Over the years we have spent thousands of pounds and travelled hundreds of miles in the search of something that would help. The specialist paediatrician I saw was at the other end of the country and I travelled to Hertfordshire to see a homeopath and then a Chinese herbalist on strong recommendations. I've seen numerous people practicing various alternative therapies, from the scientifically based to the wacky, from doctors' offices to peoples' front rooms. I've had injections, potions, herbal drinks and pills. Nothing has helped. The best was a doctor in Southampton who did numerous blood tests (all privately and at great cost) and was able to tell me that my magnesium, zinc and vitamin B levels were very low, something which despite many blood tests the NHS had never told me.
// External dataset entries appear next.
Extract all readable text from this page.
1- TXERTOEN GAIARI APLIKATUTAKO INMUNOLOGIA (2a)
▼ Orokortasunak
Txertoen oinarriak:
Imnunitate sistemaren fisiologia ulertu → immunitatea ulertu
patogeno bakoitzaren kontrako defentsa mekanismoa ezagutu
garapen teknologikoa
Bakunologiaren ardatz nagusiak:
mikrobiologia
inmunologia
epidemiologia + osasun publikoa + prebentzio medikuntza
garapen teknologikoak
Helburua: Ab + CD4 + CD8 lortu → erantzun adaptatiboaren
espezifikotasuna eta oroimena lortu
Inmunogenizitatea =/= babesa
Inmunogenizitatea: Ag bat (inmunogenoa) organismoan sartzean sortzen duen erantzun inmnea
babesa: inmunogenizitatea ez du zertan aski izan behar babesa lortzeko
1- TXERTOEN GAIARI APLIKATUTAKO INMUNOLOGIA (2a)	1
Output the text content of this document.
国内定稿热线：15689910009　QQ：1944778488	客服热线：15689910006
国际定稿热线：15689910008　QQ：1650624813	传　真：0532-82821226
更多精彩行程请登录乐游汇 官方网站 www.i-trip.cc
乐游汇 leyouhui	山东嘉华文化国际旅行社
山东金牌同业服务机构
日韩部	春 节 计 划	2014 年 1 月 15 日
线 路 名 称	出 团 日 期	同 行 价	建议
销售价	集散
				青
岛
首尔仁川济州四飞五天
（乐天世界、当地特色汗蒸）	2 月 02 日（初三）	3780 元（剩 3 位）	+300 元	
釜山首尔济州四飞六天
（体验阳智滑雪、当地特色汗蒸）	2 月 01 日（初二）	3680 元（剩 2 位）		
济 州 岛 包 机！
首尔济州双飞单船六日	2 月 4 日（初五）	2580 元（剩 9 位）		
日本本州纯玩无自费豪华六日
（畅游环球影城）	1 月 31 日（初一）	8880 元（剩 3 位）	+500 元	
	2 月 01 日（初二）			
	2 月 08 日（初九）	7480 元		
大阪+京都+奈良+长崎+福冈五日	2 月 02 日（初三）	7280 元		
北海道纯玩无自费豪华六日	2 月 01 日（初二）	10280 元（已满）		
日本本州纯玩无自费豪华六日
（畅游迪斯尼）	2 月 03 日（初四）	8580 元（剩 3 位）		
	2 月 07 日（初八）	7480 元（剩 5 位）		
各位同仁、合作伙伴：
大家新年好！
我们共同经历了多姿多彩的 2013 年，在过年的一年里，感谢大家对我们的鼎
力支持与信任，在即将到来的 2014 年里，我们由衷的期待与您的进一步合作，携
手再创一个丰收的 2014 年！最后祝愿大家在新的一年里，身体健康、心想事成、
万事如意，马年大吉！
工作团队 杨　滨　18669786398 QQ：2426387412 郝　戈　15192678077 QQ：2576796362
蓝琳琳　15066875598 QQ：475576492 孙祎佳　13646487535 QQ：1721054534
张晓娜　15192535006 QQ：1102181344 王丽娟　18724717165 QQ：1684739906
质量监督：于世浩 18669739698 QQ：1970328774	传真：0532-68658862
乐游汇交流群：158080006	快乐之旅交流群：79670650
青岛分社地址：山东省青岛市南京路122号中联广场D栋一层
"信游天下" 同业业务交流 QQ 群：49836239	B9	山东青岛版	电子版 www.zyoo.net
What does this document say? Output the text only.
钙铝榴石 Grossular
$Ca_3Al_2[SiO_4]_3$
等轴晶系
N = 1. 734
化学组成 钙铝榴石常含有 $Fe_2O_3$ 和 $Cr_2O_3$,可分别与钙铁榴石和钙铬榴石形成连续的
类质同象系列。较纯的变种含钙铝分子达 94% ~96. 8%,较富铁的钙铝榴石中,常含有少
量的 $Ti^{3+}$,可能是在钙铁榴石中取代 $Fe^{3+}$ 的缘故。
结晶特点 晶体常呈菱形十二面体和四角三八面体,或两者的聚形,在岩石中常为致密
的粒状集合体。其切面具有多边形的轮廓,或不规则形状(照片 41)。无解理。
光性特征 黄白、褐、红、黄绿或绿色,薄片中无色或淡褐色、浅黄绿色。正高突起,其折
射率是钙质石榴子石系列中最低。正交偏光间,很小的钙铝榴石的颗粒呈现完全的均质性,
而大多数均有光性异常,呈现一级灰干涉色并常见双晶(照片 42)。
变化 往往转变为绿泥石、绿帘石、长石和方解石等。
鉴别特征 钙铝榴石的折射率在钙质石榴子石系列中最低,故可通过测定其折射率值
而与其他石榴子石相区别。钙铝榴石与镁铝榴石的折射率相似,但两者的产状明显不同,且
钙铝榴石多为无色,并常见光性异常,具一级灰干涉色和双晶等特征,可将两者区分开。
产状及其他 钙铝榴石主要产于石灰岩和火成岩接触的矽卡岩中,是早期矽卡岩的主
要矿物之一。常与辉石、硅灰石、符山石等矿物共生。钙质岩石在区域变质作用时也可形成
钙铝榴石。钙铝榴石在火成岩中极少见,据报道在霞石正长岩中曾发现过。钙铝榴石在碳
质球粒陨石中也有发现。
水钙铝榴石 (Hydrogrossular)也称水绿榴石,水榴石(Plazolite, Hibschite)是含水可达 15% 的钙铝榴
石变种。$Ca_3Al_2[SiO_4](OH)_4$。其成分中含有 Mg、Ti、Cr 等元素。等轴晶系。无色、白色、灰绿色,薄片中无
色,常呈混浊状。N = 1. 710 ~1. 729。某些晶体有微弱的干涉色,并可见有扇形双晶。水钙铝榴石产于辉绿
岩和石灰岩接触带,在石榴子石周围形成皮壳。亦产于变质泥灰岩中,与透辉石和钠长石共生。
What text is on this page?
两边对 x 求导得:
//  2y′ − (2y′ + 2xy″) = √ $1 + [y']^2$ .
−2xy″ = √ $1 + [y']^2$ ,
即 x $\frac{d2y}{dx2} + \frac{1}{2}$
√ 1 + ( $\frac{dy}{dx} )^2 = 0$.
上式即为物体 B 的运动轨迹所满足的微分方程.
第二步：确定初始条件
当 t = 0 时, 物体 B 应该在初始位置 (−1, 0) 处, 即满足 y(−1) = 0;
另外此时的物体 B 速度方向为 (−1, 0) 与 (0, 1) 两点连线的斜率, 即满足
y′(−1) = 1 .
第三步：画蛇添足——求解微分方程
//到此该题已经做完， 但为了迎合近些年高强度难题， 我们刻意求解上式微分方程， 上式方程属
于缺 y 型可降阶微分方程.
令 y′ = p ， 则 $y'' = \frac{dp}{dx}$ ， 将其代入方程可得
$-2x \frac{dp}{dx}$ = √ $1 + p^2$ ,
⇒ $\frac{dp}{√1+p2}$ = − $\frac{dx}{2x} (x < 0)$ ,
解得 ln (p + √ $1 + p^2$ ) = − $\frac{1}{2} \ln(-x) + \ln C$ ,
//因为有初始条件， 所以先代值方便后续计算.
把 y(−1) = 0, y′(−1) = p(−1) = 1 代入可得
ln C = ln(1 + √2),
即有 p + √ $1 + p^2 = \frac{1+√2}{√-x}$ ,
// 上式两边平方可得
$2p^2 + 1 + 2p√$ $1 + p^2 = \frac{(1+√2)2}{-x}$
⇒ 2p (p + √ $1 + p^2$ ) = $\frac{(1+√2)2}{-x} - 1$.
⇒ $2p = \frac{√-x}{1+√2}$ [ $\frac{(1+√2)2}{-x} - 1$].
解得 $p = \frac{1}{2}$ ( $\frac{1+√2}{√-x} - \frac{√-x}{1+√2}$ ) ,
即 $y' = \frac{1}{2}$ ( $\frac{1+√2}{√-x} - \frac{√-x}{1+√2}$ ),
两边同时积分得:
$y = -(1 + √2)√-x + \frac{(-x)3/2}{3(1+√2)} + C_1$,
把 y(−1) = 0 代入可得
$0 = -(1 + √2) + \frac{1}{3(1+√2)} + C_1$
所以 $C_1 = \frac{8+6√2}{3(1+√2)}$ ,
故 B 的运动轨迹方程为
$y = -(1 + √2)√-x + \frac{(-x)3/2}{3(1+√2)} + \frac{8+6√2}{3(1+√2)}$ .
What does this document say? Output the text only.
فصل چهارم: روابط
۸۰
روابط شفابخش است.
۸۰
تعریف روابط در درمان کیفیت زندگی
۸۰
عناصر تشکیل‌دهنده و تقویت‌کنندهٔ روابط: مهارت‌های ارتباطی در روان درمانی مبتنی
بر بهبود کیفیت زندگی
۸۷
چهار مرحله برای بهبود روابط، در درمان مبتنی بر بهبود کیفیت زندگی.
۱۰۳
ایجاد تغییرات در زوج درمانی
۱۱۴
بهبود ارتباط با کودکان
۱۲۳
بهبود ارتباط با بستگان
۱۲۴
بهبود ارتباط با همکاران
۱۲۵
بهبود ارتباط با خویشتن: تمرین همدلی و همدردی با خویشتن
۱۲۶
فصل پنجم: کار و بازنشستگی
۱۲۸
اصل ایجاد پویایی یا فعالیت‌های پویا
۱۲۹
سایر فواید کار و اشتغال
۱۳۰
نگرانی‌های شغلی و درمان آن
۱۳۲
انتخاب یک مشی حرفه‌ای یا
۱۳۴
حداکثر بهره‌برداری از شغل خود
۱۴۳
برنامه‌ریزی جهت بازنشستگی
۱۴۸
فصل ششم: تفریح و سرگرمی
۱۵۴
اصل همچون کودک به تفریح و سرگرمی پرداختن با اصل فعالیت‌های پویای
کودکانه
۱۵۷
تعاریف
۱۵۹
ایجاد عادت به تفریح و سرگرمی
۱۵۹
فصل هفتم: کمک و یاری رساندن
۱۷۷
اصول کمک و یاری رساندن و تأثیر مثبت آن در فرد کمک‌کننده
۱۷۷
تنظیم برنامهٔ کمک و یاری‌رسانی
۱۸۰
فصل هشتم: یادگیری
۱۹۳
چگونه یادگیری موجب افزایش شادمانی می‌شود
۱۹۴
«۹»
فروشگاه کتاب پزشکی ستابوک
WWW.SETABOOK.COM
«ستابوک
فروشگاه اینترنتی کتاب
I'm now housebound 99% of the time and bed bound a lot. When I do manage a trip out it has to be in a wheelchair as I can't walk more than a couple of steps unaided.

 

It's hard to describe what ME is like, many people have done it better than I ever could (see the links page), it's easier to say how it's affected your life. How you've lost out on schooling, how your social life and most of your friends disappeared many years ago, how exhilarating it is just to stay downstairs for an hour without feeling like you're paralysed as a result and how wonderful it is to see a true friend, who comes to see you even though you cant go out and can't always hold a conversation.